I bet you already know where these quotes come from. I am also pretty sure you’ve seen them. Yes, these are common quotes from Grindr profiles. What’s worse is that I imagine you can think of more Grindr, Gaydar, GayRomeo profiles with further offensive and racist remarks on them.
But surely we can discriminate on who we fancy? Of course.
We must have the right to decide what shape, size and colour the dick is we choose to squeeze, suck or sit on? Without a doubt.
And if I want to say what I don’t like then it saves time doesn’t it? Perhaps.
So if I don’t fancy a black or white guy then I have the right to say so, don’t I? Maybe.
But there are ways of saying things.
So… Here are 5 things not to do on gay dating apps.
1) Do not use racist language. We all know what they are. No one thinks you’re big or smart or edgy for using them. And being practical, not many guys invite racists round to their houses.
2) Put what you like, what you ARE into. It’s more positive and inclusive and appealing to a wider range of people. Saying you like something, or love something is much more attractive than associating you with ‘No this’, ‘No that’ or other negative concepts.
3) Be polite. If someone messages you that doesn’t give you butterflies in your stomach (or lower) then just say thanks but no thanks. Most people will get the hint, and if they don’t just block them. It’s easier than resorting to a racist rant.
4) Be inclusive. Try not to see people as one dimensional. Not all ethnicities are the same. Look at your arm – it everyone with that similar shade the same as you?
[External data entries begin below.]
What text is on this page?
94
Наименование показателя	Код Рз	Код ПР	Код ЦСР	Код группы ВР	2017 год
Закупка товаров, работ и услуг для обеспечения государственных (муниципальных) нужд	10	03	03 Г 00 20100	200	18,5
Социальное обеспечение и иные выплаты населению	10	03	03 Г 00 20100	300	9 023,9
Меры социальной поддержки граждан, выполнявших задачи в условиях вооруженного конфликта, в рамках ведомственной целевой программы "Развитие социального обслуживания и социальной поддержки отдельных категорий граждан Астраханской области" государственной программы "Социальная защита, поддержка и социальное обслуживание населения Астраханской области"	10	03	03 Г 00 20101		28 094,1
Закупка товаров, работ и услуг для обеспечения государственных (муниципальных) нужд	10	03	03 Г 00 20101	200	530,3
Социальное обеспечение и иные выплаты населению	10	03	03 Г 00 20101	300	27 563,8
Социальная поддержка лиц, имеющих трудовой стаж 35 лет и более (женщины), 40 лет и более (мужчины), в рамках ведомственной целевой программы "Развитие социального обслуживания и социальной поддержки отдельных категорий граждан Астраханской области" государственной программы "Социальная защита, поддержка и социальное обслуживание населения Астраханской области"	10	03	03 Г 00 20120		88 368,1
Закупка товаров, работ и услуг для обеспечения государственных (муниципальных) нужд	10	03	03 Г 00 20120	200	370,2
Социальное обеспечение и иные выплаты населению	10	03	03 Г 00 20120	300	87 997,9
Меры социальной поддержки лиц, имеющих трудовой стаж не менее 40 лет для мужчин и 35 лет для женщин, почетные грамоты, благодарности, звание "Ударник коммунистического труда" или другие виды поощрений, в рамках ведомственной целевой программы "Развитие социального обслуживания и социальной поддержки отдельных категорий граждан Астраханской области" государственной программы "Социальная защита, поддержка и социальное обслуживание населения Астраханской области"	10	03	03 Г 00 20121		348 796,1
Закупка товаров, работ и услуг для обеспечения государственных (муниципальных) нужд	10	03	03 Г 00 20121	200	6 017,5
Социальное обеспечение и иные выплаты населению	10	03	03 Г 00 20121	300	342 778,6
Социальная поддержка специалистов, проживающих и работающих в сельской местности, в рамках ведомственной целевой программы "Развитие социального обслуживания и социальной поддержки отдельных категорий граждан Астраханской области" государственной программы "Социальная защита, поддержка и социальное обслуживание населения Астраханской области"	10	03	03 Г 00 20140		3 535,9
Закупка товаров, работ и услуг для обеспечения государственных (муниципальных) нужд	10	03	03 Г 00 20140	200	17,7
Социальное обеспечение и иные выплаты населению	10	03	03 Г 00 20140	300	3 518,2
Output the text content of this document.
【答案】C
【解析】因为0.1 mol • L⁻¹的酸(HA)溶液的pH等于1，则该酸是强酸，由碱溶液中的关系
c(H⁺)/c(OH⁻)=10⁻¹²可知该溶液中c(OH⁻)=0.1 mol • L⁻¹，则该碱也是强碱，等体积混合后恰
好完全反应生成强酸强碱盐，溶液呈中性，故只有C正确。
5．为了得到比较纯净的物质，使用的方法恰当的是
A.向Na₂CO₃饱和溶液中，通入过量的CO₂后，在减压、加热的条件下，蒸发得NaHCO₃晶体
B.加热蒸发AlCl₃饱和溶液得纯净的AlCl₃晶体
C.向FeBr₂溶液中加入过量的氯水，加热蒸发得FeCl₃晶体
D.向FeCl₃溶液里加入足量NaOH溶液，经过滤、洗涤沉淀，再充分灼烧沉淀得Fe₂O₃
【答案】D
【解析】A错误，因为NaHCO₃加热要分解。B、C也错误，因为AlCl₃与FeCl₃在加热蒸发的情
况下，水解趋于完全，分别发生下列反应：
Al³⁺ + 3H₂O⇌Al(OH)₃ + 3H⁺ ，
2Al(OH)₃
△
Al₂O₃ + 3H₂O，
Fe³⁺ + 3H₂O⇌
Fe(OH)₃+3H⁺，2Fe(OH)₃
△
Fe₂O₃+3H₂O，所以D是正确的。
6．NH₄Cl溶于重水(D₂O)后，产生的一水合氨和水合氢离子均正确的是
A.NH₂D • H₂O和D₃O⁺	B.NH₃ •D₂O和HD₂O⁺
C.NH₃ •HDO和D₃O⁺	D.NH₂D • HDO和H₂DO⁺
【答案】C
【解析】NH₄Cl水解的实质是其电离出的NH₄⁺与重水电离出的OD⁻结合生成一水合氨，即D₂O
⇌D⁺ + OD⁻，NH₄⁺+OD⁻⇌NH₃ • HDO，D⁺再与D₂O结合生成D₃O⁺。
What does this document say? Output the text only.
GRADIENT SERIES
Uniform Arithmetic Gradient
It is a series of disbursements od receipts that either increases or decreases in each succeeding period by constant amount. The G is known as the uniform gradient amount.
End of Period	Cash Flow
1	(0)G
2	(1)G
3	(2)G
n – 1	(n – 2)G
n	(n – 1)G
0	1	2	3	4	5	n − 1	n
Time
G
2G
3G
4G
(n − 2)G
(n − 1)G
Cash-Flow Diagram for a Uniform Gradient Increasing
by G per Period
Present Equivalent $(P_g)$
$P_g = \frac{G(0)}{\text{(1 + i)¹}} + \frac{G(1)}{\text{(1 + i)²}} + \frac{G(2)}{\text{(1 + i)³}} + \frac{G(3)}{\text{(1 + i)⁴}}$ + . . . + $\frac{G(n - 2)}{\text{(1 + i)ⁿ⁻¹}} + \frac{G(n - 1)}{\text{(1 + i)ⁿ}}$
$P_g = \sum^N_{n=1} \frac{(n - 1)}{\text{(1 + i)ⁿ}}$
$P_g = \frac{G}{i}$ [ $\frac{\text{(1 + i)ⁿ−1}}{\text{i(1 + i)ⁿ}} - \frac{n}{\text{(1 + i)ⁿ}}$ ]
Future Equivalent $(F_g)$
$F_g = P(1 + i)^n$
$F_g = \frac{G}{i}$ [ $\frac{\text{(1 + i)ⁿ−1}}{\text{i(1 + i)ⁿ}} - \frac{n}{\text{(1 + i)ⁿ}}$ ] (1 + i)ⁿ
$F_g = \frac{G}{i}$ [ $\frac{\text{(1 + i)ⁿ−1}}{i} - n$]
Do they eat the same food, socialise in the same way, believe the same as you do just because your skin matches? Of course not, so don’t apply this ignorance to other arm shades.
5) Challenge yourself. How many of your friends are the same as you? Do they all look the same, come from similar backgrounds? Most are probably the same age. How about bringing some diversity to your life? Speak to someone new, someone with maybe a different experience, a different outlook, a different skin colour – they might be able to shed new light on life. How does your coming out experience compare to the Asian guy 200 meters away or the polish guy four roads away or the twink smiling at you at the bottom of your screen?
A version of this article first appeared on THEGAYUK.com in July 2013
2 responses to “Five ways not to be racist on gay dating apps”
If you don’t want to date a black guy or an asian guy, or even a white guy should be be at liberty to write that on your profile.
But if you don’t find a particular skin colour attractive, it is really racist? Isn’t it about preference. Is liking blondes hairist against anyone who doesn’t have blonde? As long as your not inciting violence against a particular race isn’t okay to write what you’re not into? Surely a vital time saver?